In other film’s like 2007′s The Orphanage the death of innocent children creates a psychological torment on the main female character do the desire to appease the vengeance and sorrow of the returning victim’s souls. Ringu (1998) play’s on an extremely similar but very real notion in traditional japanese folklore of the tormented soul (called a Onryō) avenging their wrongful death, in this case a girl. By choosing a girl character this is particularly symbolic as it represent’s a life taken away that is unfulfilled and we feel more compassion due to their perceived innocence. Therefore the vengeful spirit, we can assume, will be more vengeful and their revenge more horrific; and so more effective in the context of the genre and mind’s of the audience.

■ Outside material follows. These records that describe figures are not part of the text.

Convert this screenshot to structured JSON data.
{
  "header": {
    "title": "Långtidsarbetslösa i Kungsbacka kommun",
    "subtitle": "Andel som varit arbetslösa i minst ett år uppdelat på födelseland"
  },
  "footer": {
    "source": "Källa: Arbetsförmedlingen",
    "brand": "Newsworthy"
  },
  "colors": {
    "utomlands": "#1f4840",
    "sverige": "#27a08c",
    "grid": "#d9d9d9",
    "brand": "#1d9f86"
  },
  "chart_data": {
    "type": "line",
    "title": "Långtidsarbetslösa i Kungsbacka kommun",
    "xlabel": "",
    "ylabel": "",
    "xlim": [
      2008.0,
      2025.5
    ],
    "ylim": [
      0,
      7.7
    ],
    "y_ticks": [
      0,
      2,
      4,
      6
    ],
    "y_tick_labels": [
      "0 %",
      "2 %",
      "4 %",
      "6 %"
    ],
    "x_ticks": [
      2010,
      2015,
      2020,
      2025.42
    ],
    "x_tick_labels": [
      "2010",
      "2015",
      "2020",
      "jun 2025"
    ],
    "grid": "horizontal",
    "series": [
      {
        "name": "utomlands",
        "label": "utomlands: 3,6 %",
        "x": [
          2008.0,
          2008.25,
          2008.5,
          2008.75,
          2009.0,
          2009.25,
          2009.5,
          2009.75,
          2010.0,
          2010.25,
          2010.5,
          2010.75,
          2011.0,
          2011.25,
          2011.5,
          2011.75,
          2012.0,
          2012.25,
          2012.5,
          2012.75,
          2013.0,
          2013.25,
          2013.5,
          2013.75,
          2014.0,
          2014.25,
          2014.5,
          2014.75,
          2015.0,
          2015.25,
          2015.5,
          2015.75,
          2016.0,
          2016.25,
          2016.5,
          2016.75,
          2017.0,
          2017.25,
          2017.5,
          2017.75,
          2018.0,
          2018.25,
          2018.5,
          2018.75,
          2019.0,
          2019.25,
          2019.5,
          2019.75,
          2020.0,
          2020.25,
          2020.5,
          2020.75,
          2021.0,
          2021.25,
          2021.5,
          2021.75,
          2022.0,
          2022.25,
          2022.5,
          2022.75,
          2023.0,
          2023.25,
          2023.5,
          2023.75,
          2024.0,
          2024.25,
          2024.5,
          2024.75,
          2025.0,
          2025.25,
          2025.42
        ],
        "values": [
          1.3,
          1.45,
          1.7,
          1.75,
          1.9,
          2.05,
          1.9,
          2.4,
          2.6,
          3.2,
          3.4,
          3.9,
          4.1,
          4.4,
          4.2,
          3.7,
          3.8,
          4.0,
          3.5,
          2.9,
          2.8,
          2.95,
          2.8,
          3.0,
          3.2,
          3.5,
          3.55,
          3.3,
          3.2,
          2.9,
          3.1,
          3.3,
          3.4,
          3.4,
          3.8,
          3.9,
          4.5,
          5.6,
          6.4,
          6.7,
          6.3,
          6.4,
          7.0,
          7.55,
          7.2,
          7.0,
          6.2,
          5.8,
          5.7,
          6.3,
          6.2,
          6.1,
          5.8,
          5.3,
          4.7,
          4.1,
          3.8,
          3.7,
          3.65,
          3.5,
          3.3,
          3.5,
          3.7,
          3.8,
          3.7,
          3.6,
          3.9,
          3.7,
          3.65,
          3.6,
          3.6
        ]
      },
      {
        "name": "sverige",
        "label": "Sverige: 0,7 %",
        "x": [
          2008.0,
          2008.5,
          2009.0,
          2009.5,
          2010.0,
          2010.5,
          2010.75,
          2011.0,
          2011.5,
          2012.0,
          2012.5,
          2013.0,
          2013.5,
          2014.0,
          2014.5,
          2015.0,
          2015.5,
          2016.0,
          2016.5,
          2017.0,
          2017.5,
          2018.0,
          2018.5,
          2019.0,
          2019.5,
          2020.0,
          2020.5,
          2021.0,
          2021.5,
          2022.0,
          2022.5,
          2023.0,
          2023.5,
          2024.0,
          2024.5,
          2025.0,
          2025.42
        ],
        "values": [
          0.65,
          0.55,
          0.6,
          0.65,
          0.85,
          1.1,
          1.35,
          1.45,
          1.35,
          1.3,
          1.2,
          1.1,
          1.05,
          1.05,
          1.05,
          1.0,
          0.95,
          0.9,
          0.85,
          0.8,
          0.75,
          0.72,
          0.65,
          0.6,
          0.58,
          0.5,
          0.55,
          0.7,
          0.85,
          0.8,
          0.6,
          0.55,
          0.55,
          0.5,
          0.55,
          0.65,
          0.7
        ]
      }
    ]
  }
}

Interestingly we can find parallels with this in Who Can Kill A Child as it encapsulates a similar theme in its pre credit’s images. This presents images of the very real exploitation and abuse of children across the world whether it is child soldier’s or victims of wars. It is implied that the killer children in this film therefore represent the collective souls of all children lost to war etc and, unfortunately for our adult protagonist’s take revenge on any that come across their path.
In the environmental horror sub genre several films explore a similar revenge of nature theme: for example Australian ec0-horor Long Weekend (1978) and while there are examples of this sub genre where the motivation’s of the killer children are more obscure (see 20o8′s The Children) the background and possible themes are clearly present. Furthermore we can relate these to how feminism and woman empowerment is considered by critics of the genre to be represented by female character’s in contemporary film’s like American Mary (2012) and The Descent (2005).